Les techniques agricoles présentées jusqu’ici sont des solutions permettant de tendre vers une agriculture durable, mais cette liste n’est pas exhaustive. L’agriculture est un champ de recherches dynamique dans lequel de nombreuses expérimentations sont en cours. Une meilleure connaissance des cycles écologiques et des interactions existant au sein de la biodiversité permettra, à l’avenir, d’améliorer ces pratiques et d’en inventer de nouvelles afin de réconcilier agriculture et préservation de l’environnement.

Cependant, selon les projections de l’ONU, l’humanité atteindra le seuil des 9 milliards d’individus en 2050. De fait, pour atteindre cet objectif tout en nourrissant l’ensemble de la population mondiale, il est nécessaire que les comportements alimentaires changent pour diminuer l’impact du secteur agricole sur l’environnement et les ressources naturelles.

En effet, toutes les productions agricoles n’ont pas les mêmes besoins en eau et en nutriments. De façon générale, une alimentation riche en végétaux sera moins gourmande en ressources qu’une alimentation très carnée.

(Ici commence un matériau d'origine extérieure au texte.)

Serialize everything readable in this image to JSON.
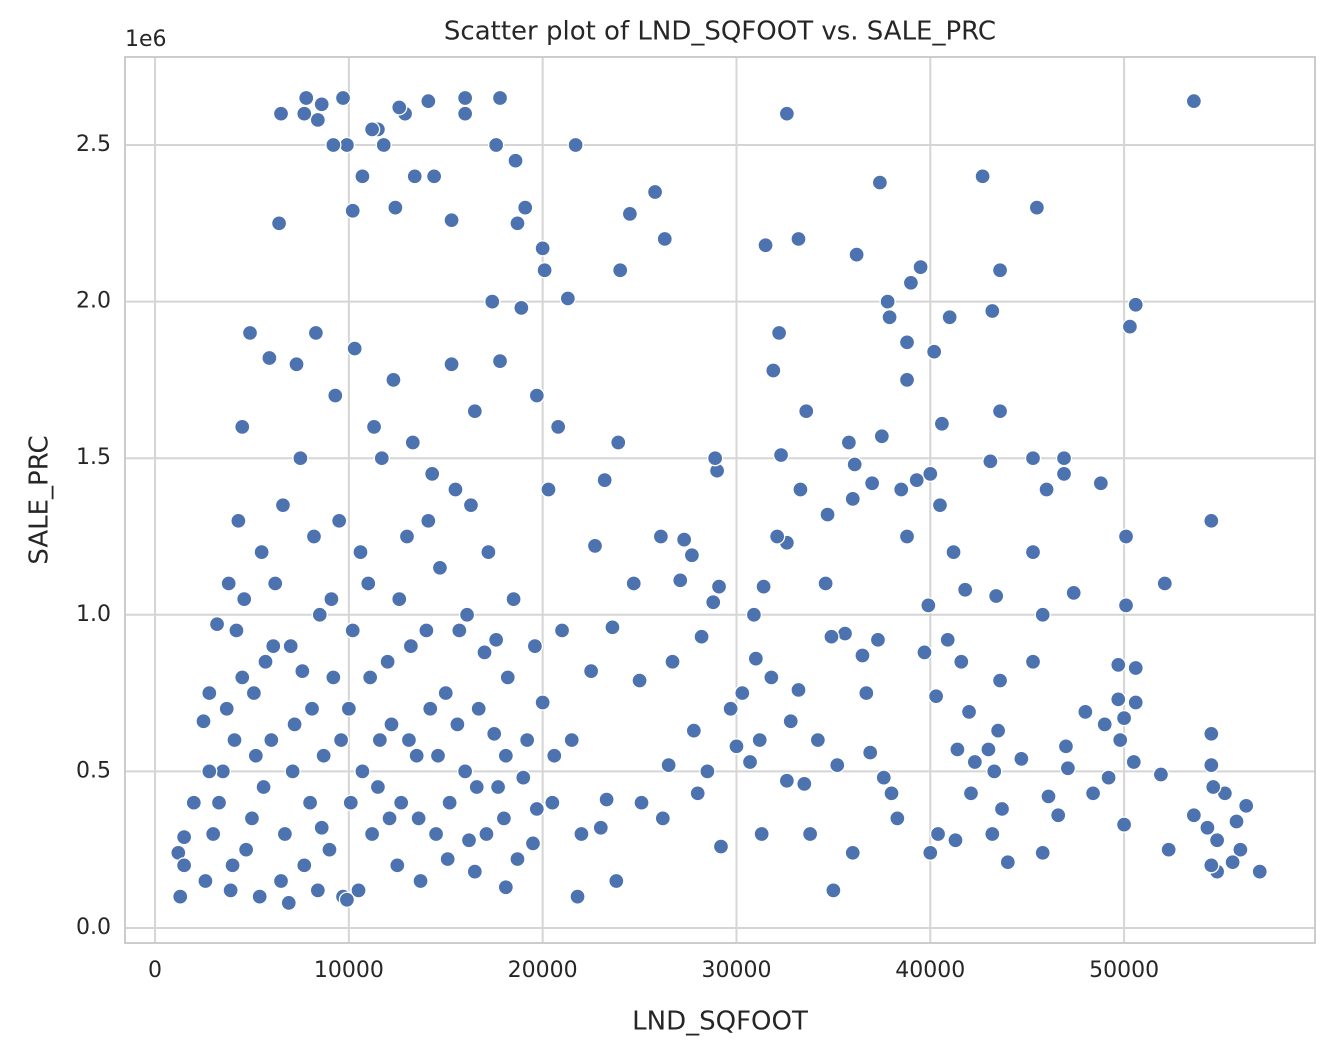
{
  "chart_data": {
    "type": "scatter",
    "title": "Scatter plot of LND_SQFOOT vs. SALE_PRC",
    "x_label": "LND_SQFOOT",
    "y_label": "SALE_PRC",
    "y_scale_label": "1e6",
    "color": "#4c72b0",
    "grid": true,
    "xlim": [
      -1550,
      59850
    ],
    "ylim": [
      -0.048,
      2.781
    ],
    "xticks": [
      0,
      10000,
      20000,
      30000,
      40000,
      50000
    ],
    "yticks": [
      {
        "value": 0,
        "label": "0.0"
      },
      0.5,
      {
        "value": 1,
        "label": "1.0"
      },
      1.5,
      {
        "value": 2,
        "label": "2.0"
      },
      2.5
    ],
    "x": [
      57000,
      56300,
      56000,
      55800,
      55600,
      55200,
      54800,
      54800,
      54600,
      54500,
      54500,
      54500,
      54500,
      54300,
      53600,
      53600,
      52300,
      52100,
      51900,
      50600,
      50600,
      50500,
      50600,
      50300,
      50100,
      50100,
      50000,
      50000,
      49800,
      49700,
      49700,
      49200,
      49000,
      48800,
      48400,
      48000,
      47400,
      47100,
      47000,
      46900,
      46900,
      46600,
      46100,
      46000,
      45800,
      45800,
      45500,
      45300,
      45300,
      45300,
      44700,
      44000,
      43700,
      43600,
      43600,
      43600,
      43500,
      43400,
      43300,
      43200,
      43200,
      43100,
      43000,
      42700,
      42300,
      42100,
      42000,
      41800,
      41600,
      41400,
      41300,
      41200,
      41000,
      40900,
      40600,
      40500,
      40400,
      40300,
      40200,
      40000,
      40000,
      39900,
      39700,
      39500,
      39300,
      39000,
      38800,
      38800,
      38800,
      38500,
      38300,
      38000,
      37900,
      37800,
      37600,
      37500,
      37400,
      37300,
      37000,
      36900,
      36700,
      36500,
      36200,
      36100,
      36000,
      36000,
      35800,
      35600,
      35200,
      35000,
      34900,
      34700,
      34600,
      34200,
      33800,
      33600,
      33500,
      33300,
      33200,
      33200,
      32800,
      32600,
      32600,
      32600,
      32300,
      32200,
      32100,
      31900,
      31800,
      31500,
      31400,
      31300,
      31200,
      31000,
      30900,
      30700,
      30300,
      30000,
      29700,
      29200,
      29100,
      29000,
      28900,
      28800,
      28500,
      28200,
      28000,
      27800,
      27700,
      27300,
      27100,
      26700,
      26500,
      26300,
      26200,
      26100,
      25800,
      25100,
      25000,
      24700,
      24500,
      24000,
      23900,
      23800,
      23600,
      23300,
      23200,
      23000,
      22700,
      21800,
      21700,
      21300,
      20800,
      20600,
      20300,
      20100,
      20000,
      19700,
      19600,
      19100,
      18900,
      18700,
      18600,
      18100,
      17800,
      17800,
      17600,
      17400,
      16500,
      16000,
      16000,
      15300,
      14400,
      14100,
      13400,
      12900,
      12600,
      12400,
      11800,
      11500,
      11200,
      10700,
      10200,
      9900,
      9700,
      9200,
      8600,
      8400,
      7800,
      7700,
      6500,
      6400,
      5900,
      4900,
      4500,
      4300,
      3800,
      3200,
      2800,
      2500,
      2000,
      1500,
      1200,
      1300,
      1500,
      3000,
      3500,
      4000,
      4500,
      5000,
      5500,
      6000,
      6500,
      7000,
      7500,
      8000,
      8500,
      9000,
      9500,
      10000,
      10500,
      11000,
      11500,
      12000,
      12500,
      13000,
      13500,
      14000,
      14500,
      15000,
      15500,
      16000,
      16500,
      17000,
      17500,
      18000,
      18500,
      19000,
      19500,
      20000,
      20500,
      21000,
      21500,
      22000,
      22500,
      2600,
      3300,
      3700,
      4200,
      4700,
      5200,
      5700,
      6200,
      6700,
      7200,
      7700,
      8200,
      8700,
      9200,
      9700,
      10200,
      10700,
      11200,
      11700,
      12200,
      12700,
      13200,
      13700,
      14200,
      14700,
      15200,
      15700,
      16200,
      16700,
      17200,
      17700,
      18200,
      18700,
      19200,
      19700,
      3900,
      5400,
      6900,
      8400,
      9900,
      2800,
      4100,
      4600,
      5100,
      5600,
      6100,
      6600,
      7100,
      7600,
      8100,
      8600,
      9100,
      9600,
      10100,
      10600,
      11100,
      11600,
      12100,
      12600,
      13100,
      13600,
      14100,
      14600,
      15100,
      15600,
      16100,
      16600,
      17100,
      17600,
      18100,
      7300,
      8300,
      9300,
      10300,
      11300,
      12300,
      13300,
      14300,
      15300,
      16300
    ],
    "values": [
      0.18,
      0.39,
      0.25,
      0.34,
      0.21,
      0.43,
      0.18,
      0.28,
      0.45,
      0.52,
      0.62,
      1.3,
      0.2,
      0.32,
      2.64,
      0.36,
      0.25,
      1.1,
      0.49,
      0.83,
      0.72,
      0.53,
      1.99,
      1.92,
      1.03,
      1.25,
      0.67,
      0.33,
      0.6,
      0.84,
      0.73,
      0.48,
      0.65,
      1.42,
      0.43,
      0.69,
      1.07,
      0.51,
      0.58,
      1.5,
      1.45,
      0.36,
      0.42,
      1.4,
      0.24,
      1.0,
      2.3,
      0.85,
      1.5,
      1.2,
      0.54,
      0.21,
      0.38,
      2.1,
      1.65,
      0.79,
      0.63,
      1.06,
      0.5,
      0.3,
      1.97,
      1.49,
      0.57,
      2.4,
      0.53,
      0.43,
      0.69,
      1.08,
      0.85,
      0.57,
      0.28,
      1.2,
      1.95,
      0.92,
      1.61,
      1.35,
      0.3,
      0.74,
      1.84,
      1.45,
      0.24,
      1.03,
      0.88,
      2.11,
      1.43,
      2.06,
      1.87,
      1.75,
      1.25,
      1.4,
      0.35,
      0.43,
      1.95,
      2.0,
      0.48,
      1.57,
      2.38,
      0.92,
      1.42,
      0.56,
      0.75,
      0.87,
      2.15,
      1.48,
      0.24,
      1.37,
      1.55,
      0.94,
      0.52,
      0.12,
      0.93,
      1.32,
      1.1,
      0.6,
      0.3,
      1.65,
      0.46,
      1.4,
      2.2,
      0.76,
      0.66,
      1.23,
      0.47,
      2.6,
      1.51,
      1.9,
      1.25,
      1.78,
      0.8,
      2.18,
      1.09,
      0.3,
      0.6,
      0.86,
      1.0,
      0.53,
      0.75,
      0.58,
      0.7,
      0.26,
      1.09,
      1.46,
      1.5,
      1.04,
      0.5,
      0.93,
      0.43,
      0.63,
      1.19,
      1.24,
      1.11,
      0.85,
      0.52,
      2.2,
      0.35,
      1.25,
      2.35,
      0.4,
      0.79,
      1.1,
      2.28,
      2.1,
      1.55,
      0.15,
      0.96,
      0.41,
      1.43,
      0.32,
      1.22,
      0.1,
      2.5,
      2.01,
      1.6,
      0.55,
      1.4,
      2.1,
      2.17,
      1.7,
      0.9,
      2.3,
      1.98,
      2.25,
      2.45,
      0.13,
      2.65,
      1.81,
      2.5,
      2.0,
      1.65,
      2.65,
      2.6,
      2.26,
      2.4,
      2.64,
      2.4,
      2.6,
      2.62,
      2.3,
      2.5,
      2.55,
      2.55,
      2.4,
      2.29,
      2.5,
      2.65,
      2.5,
      2.63,
      2.58,
      2.65,
      2.6,
      2.6,
      2.25,
      1.82,
      1.9,
      1.6,
      1.3,
      1.1,
      0.97,
      0.75,
      0.66,
      0.4,
      0.29,
      0.24,
      0.1,
      0.2,
      0.3,
      0.5,
      0.2,
      0.8,
      0.35,
      1.2,
      0.6,
      0.15,
      0.9,
      1.5,
      0.4,
      1.0,
      0.25,
      1.3,
      0.7,
      0.12,
      1.1,
      0.45,
      0.85,
      0.2,
      1.25,
      0.55,
      0.95,
      0.3,
      0.75,
      1.4,
      0.5,
      0.18,
      0.88,
      0.62,
      0.35,
      1.05,
      0.48,
      0.27,
      0.72,
      0.4,
      0.95,
      0.6,
      0.3,
      0.82,
      0.15,
      0.4,
      0.7,
      0.95,
      0.25,
      0.55,
      0.85,
      1.1,
      0.3,
      0.65,
      0.2,
      1.25,
      0.55,
      0.8,
      0.1,
      0.95,
      0.5,
      0.3,
      1.5,
      0.65,
      0.4,
      0.9,
      0.15,
      0.7,
      1.15,
      0.4,
      0.95,
      0.28,
      0.7,
      1.2,
      0.45,
      0.8,
      0.22,
      0.6,
      0.38,
      0.12,
      0.1,
      0.08,
      0.12,
      0.09,
      0.5,
      0.6,
      1.05,
      0.75,
      0.45,
      0.9,
      1.35,
      0.5,
      0.82,
      0.7,
      0.32,
      1.05,
      0.6,
      0.4,
      1.2,
      0.8,
      0.6,
      0.35,
      1.05,
      0.6,
      0.35,
      1.3,
      0.55,
      0.22,
      0.65,
      1.0,
      0.45,
      0.3,
      0.92,
      0.55,
      1.8,
      1.9,
      1.7,
      1.85,
      1.6,
      1.75,
      1.55,
      1.45,
      1.8,
      1.35
    ]
  }
}
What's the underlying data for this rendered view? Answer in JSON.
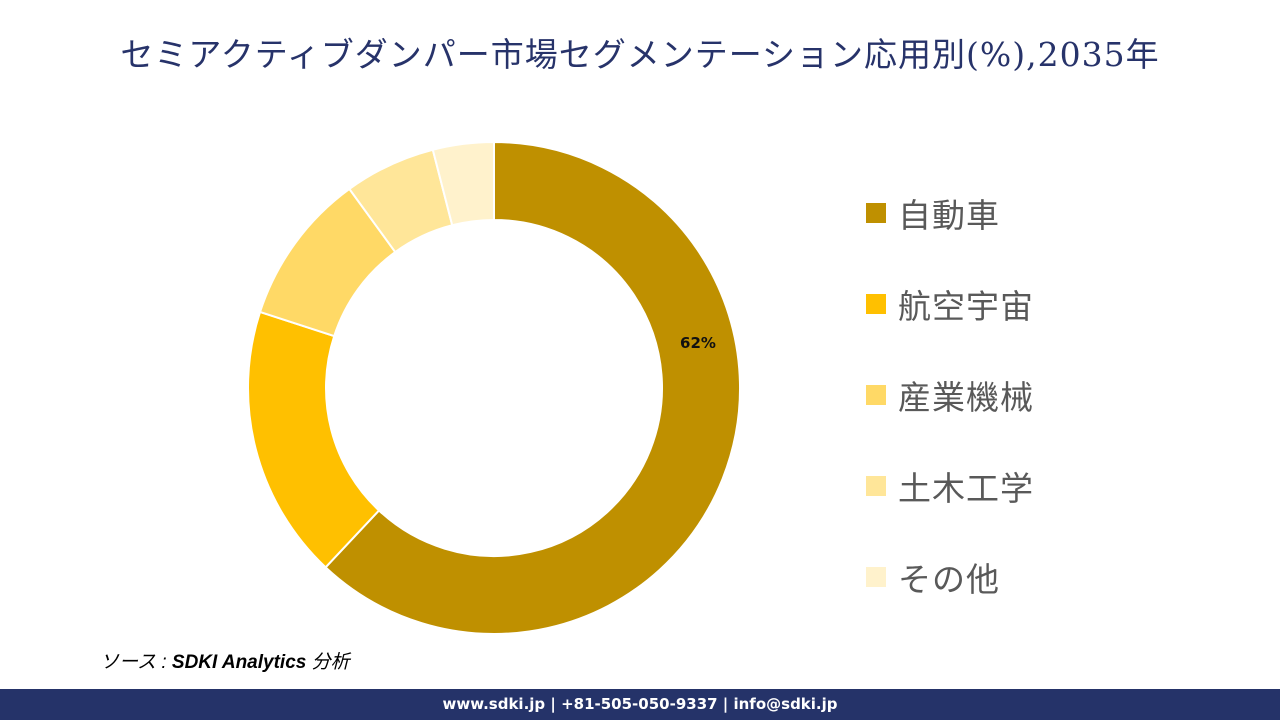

De plus, la lutte contre le gaspillage alimentaire doit être une priorité. Chaque année, selon la FAO (l’Organisation des Nations Unies pour l’alimentation et l’agriculture), 1,6 milliard de tonnes de nourriture, soit à peu près 25 % de la production agricole mondiale, est jeté sans être consommé.

Diminuer le gâchis alimentaire et privilégier les aliments peu gourmands en ressources agricoles seront indispensables pour réduire la pollution et les impacts de l’agriculture sur les écosystèmes. Enfin, contribuer à la transition de l’agriculture conventionnelle, qui menace par principe la production alimentaire future, vers une agriculture durable est tout à fait essentiel.